British army joins French for Mali missionCurrent affairs
The British Government has pledged to send British troops to Mali to support French and Malian troops in their attempt to wipe out Islamist insurgents and re-build political stability in Mali.
Defence Secretary Phillip Hammond today announced that Britain would send around 350 military personnel to Mali and the neighbouring African countries that border Mali. Whilst the large majority of personnel sent over will be British soldiers supporting French and African troops, at least 40 military advisors will reportedly join the group to further assist in the re-organisation of military and political structures once the insurgents have been removed.
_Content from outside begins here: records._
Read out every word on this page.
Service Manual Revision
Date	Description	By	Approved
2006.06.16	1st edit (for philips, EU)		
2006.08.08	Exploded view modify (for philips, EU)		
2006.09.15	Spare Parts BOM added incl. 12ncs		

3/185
The Ministry of Defence (MOD) announced further support in the form of a £5 million aid package to assist the training of the African Forces. With £3 million going to the African – led intervention force (AFISMA), the other £2 million will be used to support the attempt to build political stability within Mali.
Britain’s announcement comes a week after the European Union pledged approximately €50 million to Mali and authorized a EU led initiative to assist the African country.
On the 17th January the Council of the European Union announced: “The Council today established a Common Security and Defense Policy Mission to support the training and reorganization of the Malian Armed Forces”.
Since French troops entered Mali on 16th January the situation has continued to escalate. Both the European Union and Britain’s decision to send armed forces to support French efforts seemingly reflect statements heard last week regarding the need for a tougher stance towards insurgents and terrorists alike.